Les agences gouvernementales de sécurité ont reçu l’ordre d’être sur leur garde en raison de possibles violences, dont des attaques contre de hauts dignitaires.
Le Centre pour la résolution des situations d’urgence (CRES), principale agence sécuritaire du pays, a émis ce message après sa réunion de mercredi présidée par le ministre de la Défense, le général Prawit Wongsuwan.
Le colonel Sansern Kaewkamnerd, porte-parole du CRES, a déclaré aux journalistes que la réunion a porté sur les rapports de l’ Agence nationale des renseignements (NIA) selon lesquels de novembre à la nouvelle année certains groupes mal intentionnés pourraient provoquer des violences dans des zones peuplées et attaquer les personnalités pour déclencher des troubles. Comme on peut le voir des informations très précises !
Par conséquent, le CRES a demandé à toutes les unités de renseignements, y compris au Conseil national de sécurité, aux forces armées et à la police de surveiller les activités de ces groupes.

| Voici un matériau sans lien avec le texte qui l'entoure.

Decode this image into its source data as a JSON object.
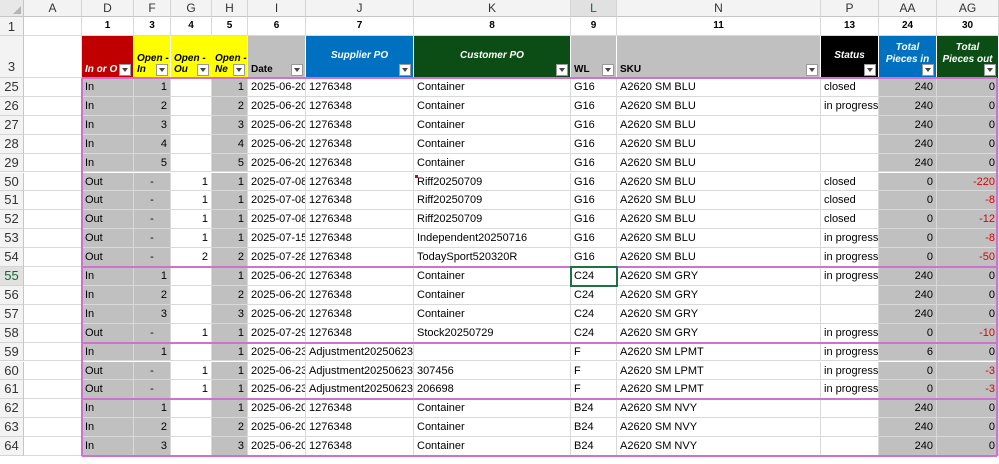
{
  "columns": [
    "A",
    "D",
    "F",
    "G",
    "H",
    "I",
    "J",
    "K",
    "L",
    "N",
    "P",
    "AA",
    "AG"
  ],
  "selected_column": "L",
  "row1_numbers": [
    "",
    "1",
    "3",
    "4",
    "5",
    "6",
    "7",
    "8",
    "9",
    "11",
    "13",
    "24",
    "30"
  ],
  "headers": {
    "D": "In or O",
    "F": "Open - In",
    "G": "Open - Ou",
    "H": "Open - Ne",
    "I": "Date",
    "J": "Supplier PO",
    "K": "Customer PO",
    "L": "WL",
    "N": "SKU",
    "P": "Status",
    "AA": "Total Pieces in",
    "AG": "Total Pieces out"
  },
  "header_colors": {
    "D": "#c00000",
    "F": "#ffff00",
    "G": "#ffff00",
    "H": "#ffff00",
    "I": "#bfbfbf",
    "J": "#0070c0",
    "K": "#0b4d14",
    "L": "#c0c0c0",
    "N": "#c0c0c0",
    "P": "#000000",
    "AA": "#0070c0",
    "AG": "#0b4d14"
  },
  "selected_row": "55",
  "rows": [
    {
      "r": "25",
      "D": "In",
      "F": "1",
      "G": "",
      "H": "1",
      "I": "2025-06-20",
      "J": "1276348",
      "K": "Container",
      "L": "G16",
      "N": "A2620 SM BLU",
      "P": "closed",
      "AA": "240",
      "AG": "0"
    },
    {
      "r": "26",
      "D": "In",
      "F": "2",
      "G": "",
      "H": "2",
      "I": "2025-06-20",
      "J": "1276348",
      "K": "Container",
      "L": "G16",
      "N": "A2620 SM BLU",
      "P": "in progress",
      "AA": "240",
      "AG": "0"
    },
    {
      "r": "27",
      "D": "In",
      "F": "3",
      "G": "",
      "H": "3",
      "I": "2025-06-20",
      "J": "1276348",
      "K": "Container",
      "L": "G16",
      "N": "A2620 SM BLU",
      "P": "",
      "AA": "240",
      "AG": "0"
    },
    {
      "r": "28",
      "D": "In",
      "F": "4",
      "G": "",
      "H": "4",
      "I": "2025-06-20",
      "J": "1276348",
      "K": "Container",
      "L": "G16",
      "N": "A2620 SM BLU",
      "P": "",
      "AA": "240",
      "AG": "0"
    },
    {
      "r": "29",
      "D": "In",
      "F": "5",
      "G": "",
      "H": "5",
      "I": "2025-06-20",
      "J": "1276348",
      "K": "Container",
      "L": "G16",
      "N": "A2620 SM BLU",
      "P": "",
      "AA": "240",
      "AG": "0"
    },
    {
      "r": "50",
      "D": "Out",
      "F": "-",
      "G": "1",
      "H": "1",
      "I": "2025-07-08",
      "J": "1276348",
      "K": "Riff20250709",
      "L": "G16",
      "N": "A2620 SM BLU",
      "P": "closed",
      "AA": "0",
      "AG": "-220"
    },
    {
      "r": "51",
      "D": "Out",
      "F": "-",
      "G": "1",
      "H": "1",
      "I": "2025-07-08",
      "J": "1276348",
      "K": "Riff20250709",
      "L": "G16",
      "N": "A2620 SM BLU",
      "P": "closed",
      "AA": "0",
      "AG": "-8"
    },
    {
      "r": "52",
      "D": "Out",
      "F": "-",
      "G": "1",
      "H": "1",
      "I": "2025-07-08",
      "J": "1276348",
      "K": "Riff20250709",
      "L": "G16",
      "N": "A2620 SM BLU",
      "P": "closed",
      "AA": "0",
      "AG": "-12"
    },
    {
      "r": "53",
      "D": "Out",
      "F": "-",
      "G": "1",
      "H": "1",
      "I": "2025-07-15",
      "J": "1276348",
      "K": "Independent20250716",
      "L": "G16",
      "N": "A2620 SM BLU",
      "P": "in progress",
      "AA": "0",
      "AG": "-8"
    },
    {
      "r": "54",
      "D": "Out",
      "F": "-",
      "G": "2",
      "H": "2",
      "I": "2025-07-28",
      "J": "1276348",
      "K": "TodaySport520320R",
      "L": "G16",
      "N": "A2620 SM BLU",
      "P": "in progress",
      "AA": "0",
      "AG": "-50"
    },
    {
      "r": "55",
      "D": "In",
      "F": "1",
      "G": "",
      "H": "1",
      "I": "2025-06-20",
      "J": "1276348",
      "K": "Container",
      "L": "C24",
      "N": "A2620 SM GRY",
      "P": "in progress",
      "AA": "240",
      "AG": "0"
    },
    {
      "r": "56",
      "D": "In",
      "F": "2",
      "G": "",
      "H": "2",
      "I": "2025-06-20",
      "J": "1276348",
      "K": "Container",
      "L": "C24",
      "N": "A2620 SM GRY",
      "P": "",
      "AA": "240",
      "AG": "0"
    },
    {
      "r": "57",
      "D": "In",
      "F": "3",
      "G": "",
      "H": "3",
      "I": "2025-06-20",
      "J": "1276348",
      "K": "Container",
      "L": "C24",
      "N": "A2620 SM GRY",
      "P": "",
      "AA": "240",
      "AG": "0"
    },
    {
      "r": "58",
      "D": "Out",
      "F": "-",
      "G": "1",
      "H": "1",
      "I": "2025-07-29",
      "J": "1276348",
      "K": "Stock20250729",
      "L": "C24",
      "N": "A2620 SM GRY",
      "P": "in progress",
      "AA": "0",
      "AG": "-10"
    },
    {
      "r": "59",
      "D": "In",
      "F": "1",
      "G": "",
      "H": "1",
      "I": "2025-06-23",
      "J": "Adjustment20250623",
      "K": "",
      "L": "F",
      "N": "A2620 SM LPMT",
      "P": "in progress",
      "AA": "6",
      "AG": "0"
    },
    {
      "r": "60",
      "D": "Out",
      "F": "-",
      "G": "1",
      "H": "1",
      "I": "2025-06-23",
      "J": "Adjustment20250623",
      "K": "307456",
      "L": "F",
      "N": "A2620 SM LPMT",
      "P": "in progress",
      "AA": "0",
      "AG": "-3"
    },
    {
      "r": "61",
      "D": "Out",
      "F": "-",
      "G": "1",
      "H": "1",
      "I": "2025-06-23",
      "J": "Adjustment20250623",
      "K": "206698",
      "L": "F",
      "N": "A2620 SM LPMT",
      "P": "in progress",
      "AA": "0",
      "AG": "-3"
    },
    {
      "r": "62",
      "D": "In",
      "F": "1",
      "G": "",
      "H": "1",
      "I": "2025-06-20",
      "J": "1276348",
      "K": "Container",
      "L": "B24",
      "N": "A2620 SM NVY",
      "P": "",
      "AA": "240",
      "AG": "0"
    },
    {
      "r": "63",
      "D": "In",
      "F": "2",
      "G": "",
      "H": "2",
      "I": "2025-06-20",
      "J": "1276348",
      "K": "Container",
      "L": "B24",
      "N": "A2620 SM NVY",
      "P": "",
      "AA": "240",
      "AG": "0"
    },
    {
      "r": "64",
      "D": "In",
      "F": "3",
      "G": "",
      "H": "3",
      "I": "2025-06-20",
      "J": "1276348",
      "K": "Container",
      "L": "B24",
      "N": "A2620 SM NVY",
      "P": "",
      "AA": "240",
      "AG": "0"
    }
  ]
}
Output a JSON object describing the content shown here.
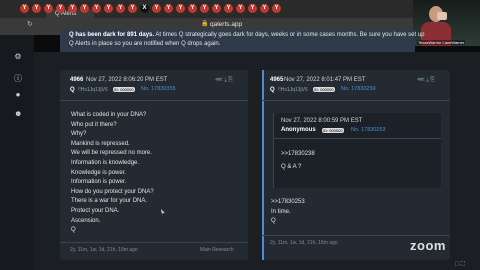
{
  "browser": {
    "url": "qalerts.app",
    "active_tab_label": "Q Alerts",
    "tab_icon_letters": [
      "Y",
      "Y",
      "Y",
      "Y",
      "Y",
      "Y",
      "Y",
      "Y",
      "Y",
      "Y",
      "X",
      "Y",
      "Y",
      "Y",
      "Y",
      "Y",
      "Y",
      "Y",
      "Y",
      "Y",
      "Y",
      "Y"
    ]
  },
  "webcam": {
    "label": "TexasWarrior LiamWarner"
  },
  "banner": {
    "lead": "Q has been dark for 891 days.",
    "rest": "At times Q strategically goes dark for days, weeks or in some cases months. Be sure you have set up",
    "line2": "Q Alerts in place so you are notified when Q drops again."
  },
  "posts": [
    {
      "number": "4966",
      "date": "Nov 27, 2022 8:06:20 PM EST",
      "author": "Q",
      "tripcode": "!!Hs1Jq13jV6",
      "id_badge": "ID: 000000",
      "post_link": "No. 17830355",
      "body": [
        "What is coded in your DNA?",
        "Who put it there?",
        "Why?",
        "Mankind is repressed.",
        "We will be repressed no more.",
        "Information is knowledge.",
        "Knowledge is power.",
        "Information is power.",
        "How do you protect your DNA?",
        "There is a war for your DNA.",
        "Protect your DNA.",
        "Ascension.",
        "Q"
      ],
      "footer_left": "2y, 11m, 1w, 1d, 21h, 16m ago",
      "footer_right": "Main Research"
    },
    {
      "number": "4965",
      "date": "Nov 27, 2022 8:01:47 PM EST",
      "author": "Q",
      "tripcode": "!!Hs1Jq13jV6",
      "id_badge": "ID: 000000",
      "post_link": "No. 17830259",
      "quote": {
        "date": "Nov 27, 2022 8:00:59 PM EST",
        "name": "Anonymous",
        "id_badge": "ID: 000000",
        "link": "No. 17830253",
        "body": [
          ">>17830238",
          "Q & A ?"
        ]
      },
      "body": [
        ">>17830253",
        "In time.",
        "Q"
      ],
      "footer_left": "2y, 11m, 1w, 1d, 21h, 16m ago"
    }
  ],
  "zoom_watermark": "zoom",
  "colors": {
    "accent": "#4c8ed6",
    "banner": "#2f3b4a",
    "card": "#242a31",
    "page": "#1b1f24"
  }
}
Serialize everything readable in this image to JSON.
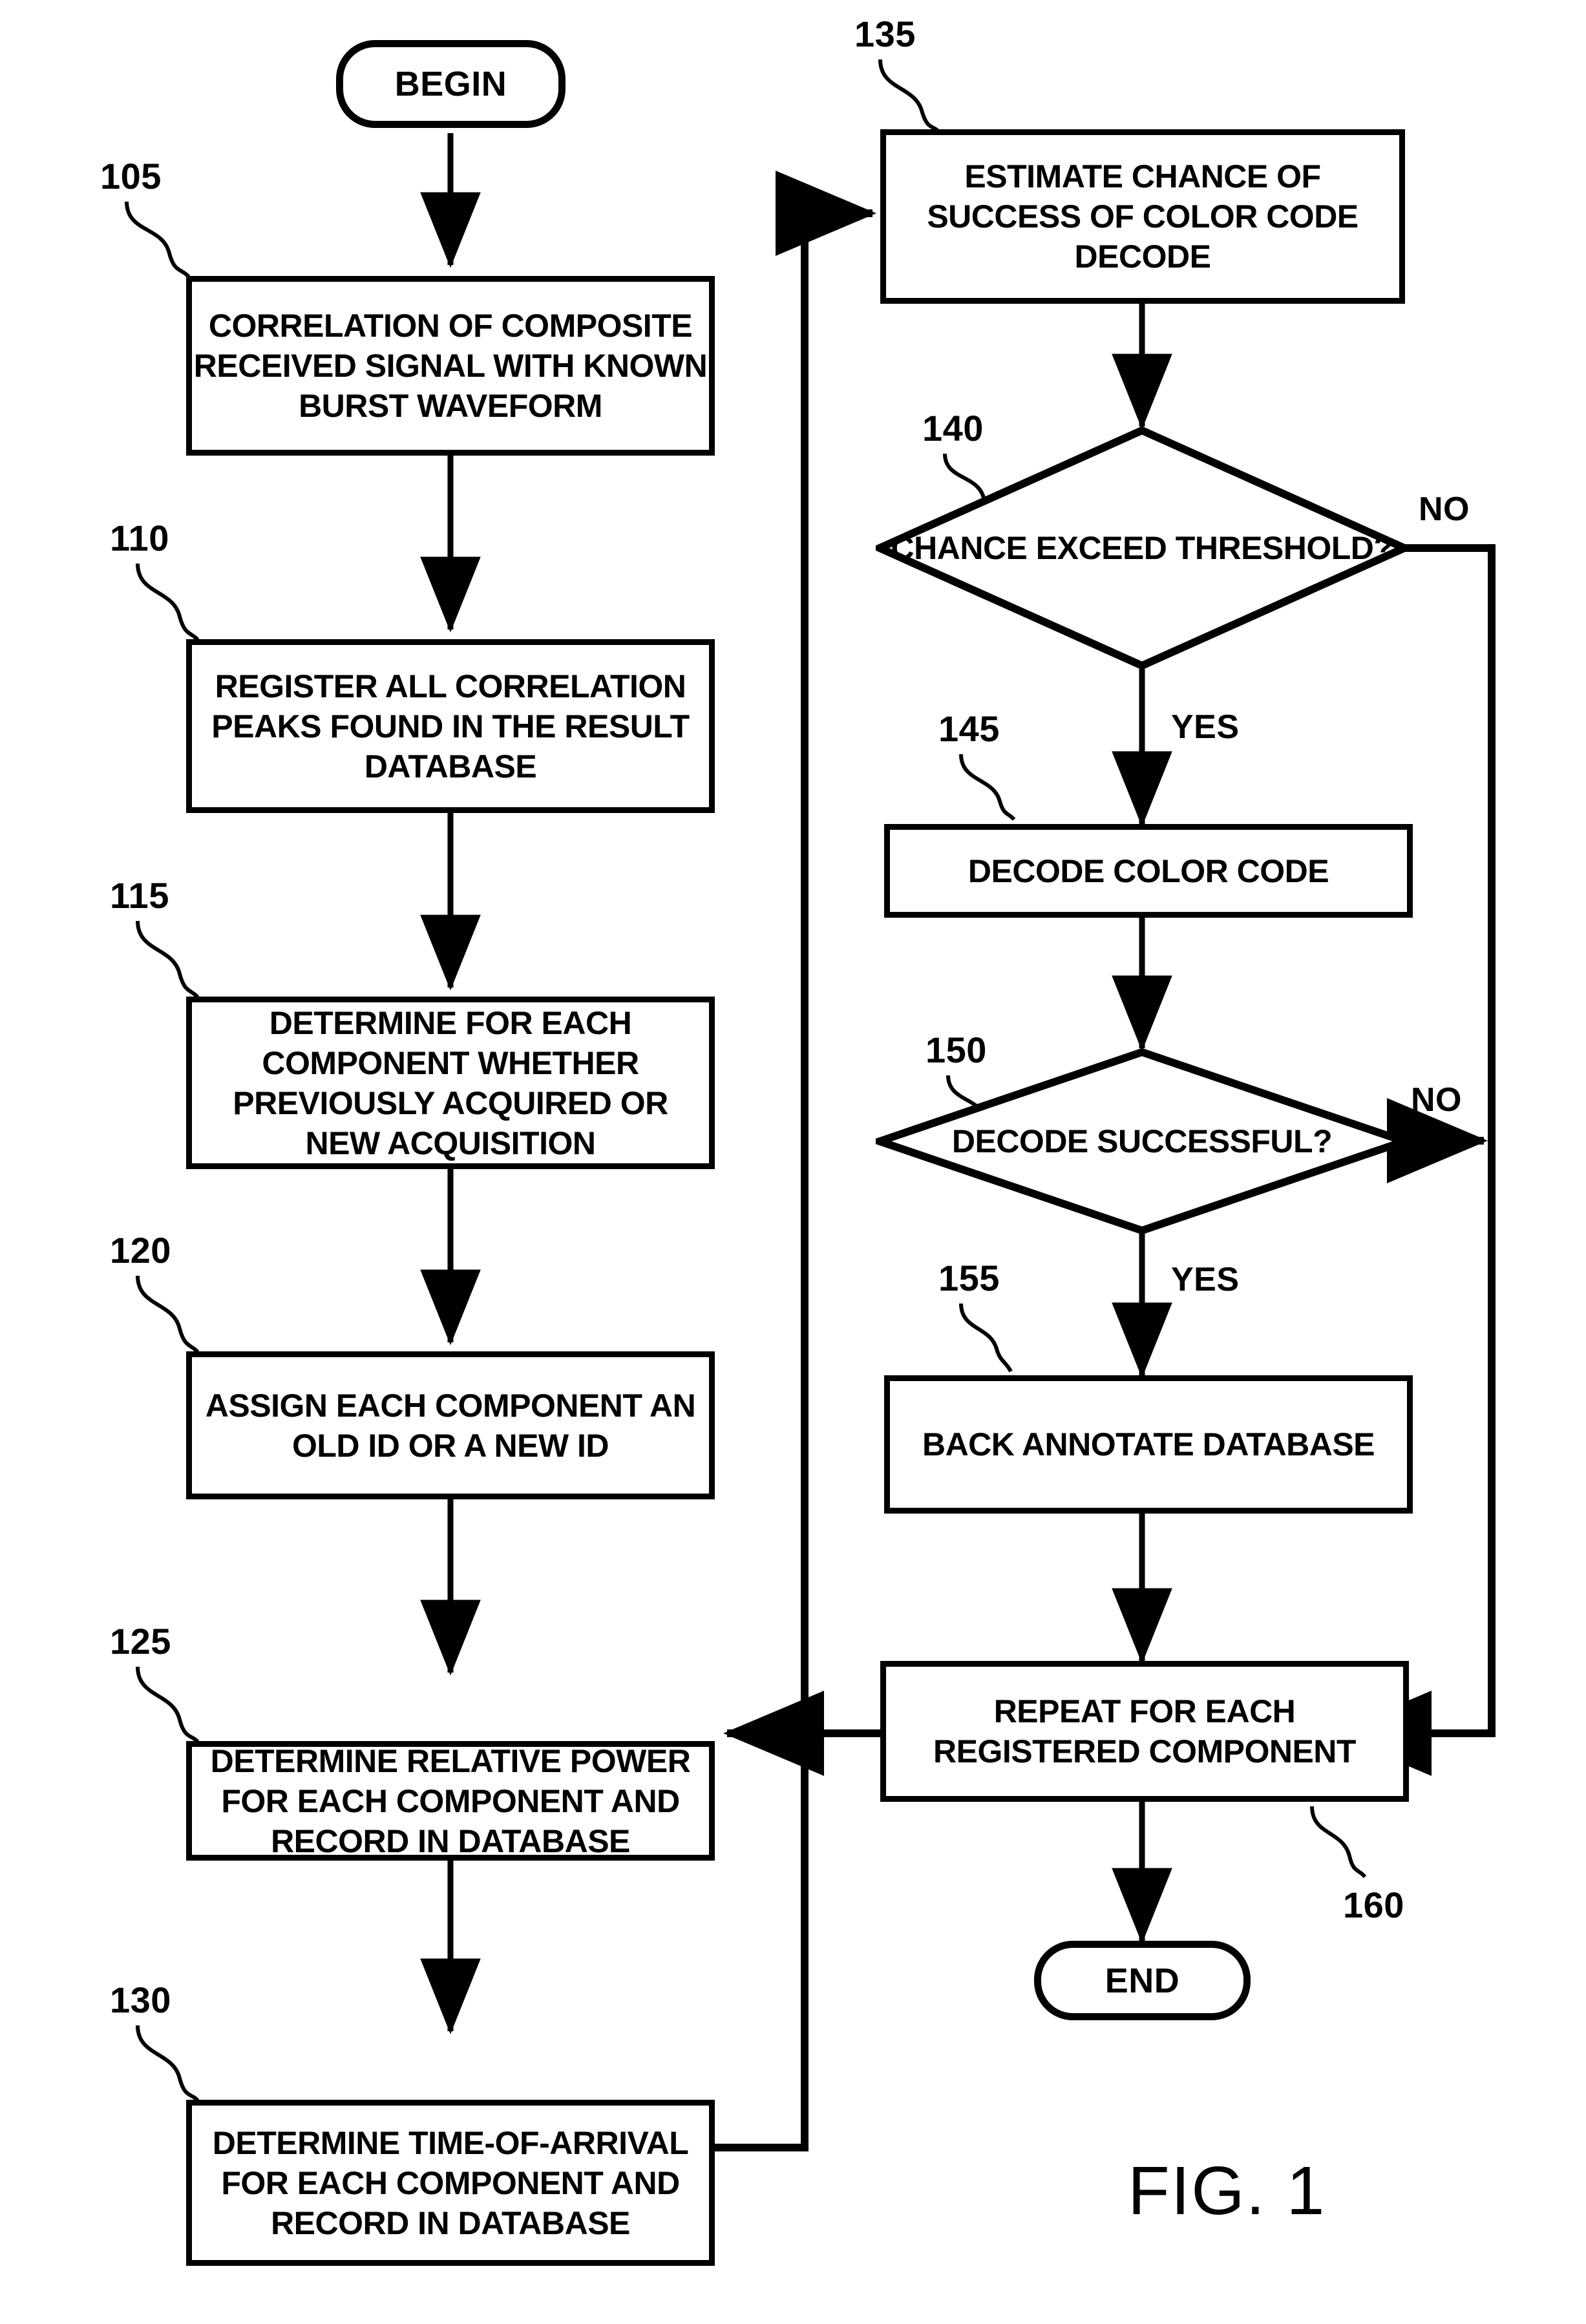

Comme par hasard ces groupes sont ceux des Chemises rouges et des opposants en général. La répression continue.
Le mouvement des Chemises rouges qui lutte pour la démocratie et contre la dictature a fait savoir qu’il comptait organiser des rassemblements à Bangkok dans les prochaines semaines. C’est sans doute un explication de cette tentative de manipulation destinée tant à la population thaïlandaise qu’à l’étranger.
Le colonel Sansern a ajouté que la NIA a également reçu des informations concernant des mouvements suspects de produits chimiques et d’explosifs susceptibles d’être utilisés pour fabriquer des bombes.